Friday, September 01, 2006

Touchy Feely

This title makes me think of a story I read, but I really don't mean this kind of touchy feely:

In February, a 12-year-old boy visiting the Detroit Institute of Arts with his sixth-grade class plucked a wad of gum from his mouth and deposited it on a 1963 canvas by Helen Frankenthaler, "The Bay," a painting estimated to be worth $1.5 million or more. The work had to be removed for restoration. The child "picked the worst piece of art he could have picked" -- an unprimed painting, says the museum's director, Graham W.J. Beal.

Although if one of my paintings were ever important enough that a kid sticking a wad of gum on it made national news, I would be perversely proud.

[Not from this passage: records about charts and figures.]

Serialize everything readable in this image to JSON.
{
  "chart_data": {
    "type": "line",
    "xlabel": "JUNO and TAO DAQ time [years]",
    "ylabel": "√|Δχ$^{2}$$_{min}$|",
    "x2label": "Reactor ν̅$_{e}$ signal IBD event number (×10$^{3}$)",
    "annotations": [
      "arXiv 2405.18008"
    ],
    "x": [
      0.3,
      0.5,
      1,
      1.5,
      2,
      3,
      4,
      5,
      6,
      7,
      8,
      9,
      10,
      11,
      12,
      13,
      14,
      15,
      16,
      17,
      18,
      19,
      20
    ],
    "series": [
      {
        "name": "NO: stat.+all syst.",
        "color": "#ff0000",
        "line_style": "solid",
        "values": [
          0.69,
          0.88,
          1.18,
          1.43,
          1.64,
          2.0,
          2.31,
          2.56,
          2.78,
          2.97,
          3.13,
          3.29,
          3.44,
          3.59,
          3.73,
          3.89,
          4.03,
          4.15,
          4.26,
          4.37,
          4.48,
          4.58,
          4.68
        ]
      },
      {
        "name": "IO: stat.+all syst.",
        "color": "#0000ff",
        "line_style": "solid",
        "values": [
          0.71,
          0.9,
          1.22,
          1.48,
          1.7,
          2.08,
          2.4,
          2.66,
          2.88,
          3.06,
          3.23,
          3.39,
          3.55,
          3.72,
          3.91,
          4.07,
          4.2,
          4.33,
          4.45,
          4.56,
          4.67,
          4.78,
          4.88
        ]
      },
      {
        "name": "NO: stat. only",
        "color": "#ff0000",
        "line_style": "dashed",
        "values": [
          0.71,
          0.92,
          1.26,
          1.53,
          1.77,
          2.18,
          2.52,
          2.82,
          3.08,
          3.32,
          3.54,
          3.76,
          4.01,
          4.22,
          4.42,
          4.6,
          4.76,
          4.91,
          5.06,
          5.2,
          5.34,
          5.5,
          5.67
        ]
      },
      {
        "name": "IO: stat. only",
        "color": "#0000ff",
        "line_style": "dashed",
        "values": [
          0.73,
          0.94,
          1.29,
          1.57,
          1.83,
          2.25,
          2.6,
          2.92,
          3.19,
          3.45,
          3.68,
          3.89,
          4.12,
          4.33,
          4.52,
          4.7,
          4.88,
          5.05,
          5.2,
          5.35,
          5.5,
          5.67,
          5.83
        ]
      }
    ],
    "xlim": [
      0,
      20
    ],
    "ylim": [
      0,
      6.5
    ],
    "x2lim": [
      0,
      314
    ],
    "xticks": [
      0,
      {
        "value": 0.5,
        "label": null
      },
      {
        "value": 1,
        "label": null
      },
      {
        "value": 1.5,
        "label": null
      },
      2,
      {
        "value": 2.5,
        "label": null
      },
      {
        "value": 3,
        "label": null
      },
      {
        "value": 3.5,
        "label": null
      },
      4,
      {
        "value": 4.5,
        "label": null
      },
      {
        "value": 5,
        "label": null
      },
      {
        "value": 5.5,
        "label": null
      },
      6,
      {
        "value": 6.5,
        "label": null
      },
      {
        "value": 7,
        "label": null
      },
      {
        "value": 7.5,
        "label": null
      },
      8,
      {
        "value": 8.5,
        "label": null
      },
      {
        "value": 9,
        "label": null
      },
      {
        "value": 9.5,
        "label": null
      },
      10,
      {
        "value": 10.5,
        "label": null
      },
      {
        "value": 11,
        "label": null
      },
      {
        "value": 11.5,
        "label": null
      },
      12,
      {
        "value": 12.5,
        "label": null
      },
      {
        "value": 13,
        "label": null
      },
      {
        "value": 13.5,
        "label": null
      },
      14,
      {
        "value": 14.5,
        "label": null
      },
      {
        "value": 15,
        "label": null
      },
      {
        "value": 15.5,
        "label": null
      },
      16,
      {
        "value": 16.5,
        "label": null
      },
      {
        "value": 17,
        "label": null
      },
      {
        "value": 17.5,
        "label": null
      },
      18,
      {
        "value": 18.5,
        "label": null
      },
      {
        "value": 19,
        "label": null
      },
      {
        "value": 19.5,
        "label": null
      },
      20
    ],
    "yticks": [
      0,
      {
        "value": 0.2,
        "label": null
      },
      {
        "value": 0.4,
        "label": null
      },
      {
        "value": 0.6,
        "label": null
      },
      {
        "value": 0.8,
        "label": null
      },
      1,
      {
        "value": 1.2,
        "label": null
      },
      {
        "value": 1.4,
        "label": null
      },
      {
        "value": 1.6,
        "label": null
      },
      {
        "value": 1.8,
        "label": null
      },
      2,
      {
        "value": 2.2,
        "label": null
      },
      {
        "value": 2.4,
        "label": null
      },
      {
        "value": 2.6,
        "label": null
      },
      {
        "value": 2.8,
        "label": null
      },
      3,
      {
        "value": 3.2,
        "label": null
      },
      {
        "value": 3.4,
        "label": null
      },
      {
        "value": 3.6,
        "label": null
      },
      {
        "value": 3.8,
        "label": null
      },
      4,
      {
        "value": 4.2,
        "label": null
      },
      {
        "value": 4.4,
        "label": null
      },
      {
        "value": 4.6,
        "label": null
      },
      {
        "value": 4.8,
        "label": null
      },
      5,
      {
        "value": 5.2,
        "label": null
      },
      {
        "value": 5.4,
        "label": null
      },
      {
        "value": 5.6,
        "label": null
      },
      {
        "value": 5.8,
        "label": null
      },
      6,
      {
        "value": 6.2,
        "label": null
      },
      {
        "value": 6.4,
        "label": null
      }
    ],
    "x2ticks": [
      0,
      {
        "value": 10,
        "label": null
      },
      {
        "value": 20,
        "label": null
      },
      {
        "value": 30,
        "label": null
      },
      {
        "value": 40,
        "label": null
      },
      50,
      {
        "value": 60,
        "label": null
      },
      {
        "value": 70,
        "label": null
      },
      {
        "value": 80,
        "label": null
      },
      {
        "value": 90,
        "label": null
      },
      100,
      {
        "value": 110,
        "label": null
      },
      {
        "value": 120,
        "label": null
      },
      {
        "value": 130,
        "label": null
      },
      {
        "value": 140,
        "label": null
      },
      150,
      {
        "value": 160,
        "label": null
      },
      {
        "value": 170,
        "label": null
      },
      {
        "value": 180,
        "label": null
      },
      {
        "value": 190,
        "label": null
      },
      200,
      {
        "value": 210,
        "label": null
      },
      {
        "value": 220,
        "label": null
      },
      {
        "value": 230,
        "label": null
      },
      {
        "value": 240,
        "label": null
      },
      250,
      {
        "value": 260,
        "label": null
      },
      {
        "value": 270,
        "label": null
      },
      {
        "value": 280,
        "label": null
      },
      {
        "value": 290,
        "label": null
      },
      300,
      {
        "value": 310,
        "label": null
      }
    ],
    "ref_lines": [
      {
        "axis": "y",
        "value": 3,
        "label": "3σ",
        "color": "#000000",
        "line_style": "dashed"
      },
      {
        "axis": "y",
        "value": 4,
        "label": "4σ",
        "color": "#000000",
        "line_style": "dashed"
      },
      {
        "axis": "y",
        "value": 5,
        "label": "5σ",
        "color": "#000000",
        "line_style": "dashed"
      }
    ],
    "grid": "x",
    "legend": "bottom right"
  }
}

I've been playing around with texture lately, and sometimes I just want to run my fingers all over the paintings. This one is the best finished example:

Day, acrylics, 9" x 12"

A closeup of the clouds:

Lately

I have been doing a lot of writing lately, but of course now that painting/drawing are part of my life again, I couldn't let them go away again. I'm striving to reach a balance between the two. So here are a few things to share:

This is a birthday gift for someone:

Mountain Trees, acrylics, 9" x 12"

And this, I love. I will be putting it up at Etsy, but it won't be easy to let go. Then again, none of them really are.


Storm Light, acrylics, 5" x 7"


I have one more painting, of which I am very, very, proud, but as it is to be a gift for someone who might possibly, occasionally check this blog, I don't want to post it -- the minute that person sees it, that person will know it is for them, I think. It is quite specific. But as soon as it has been delivered, I promise, I will post.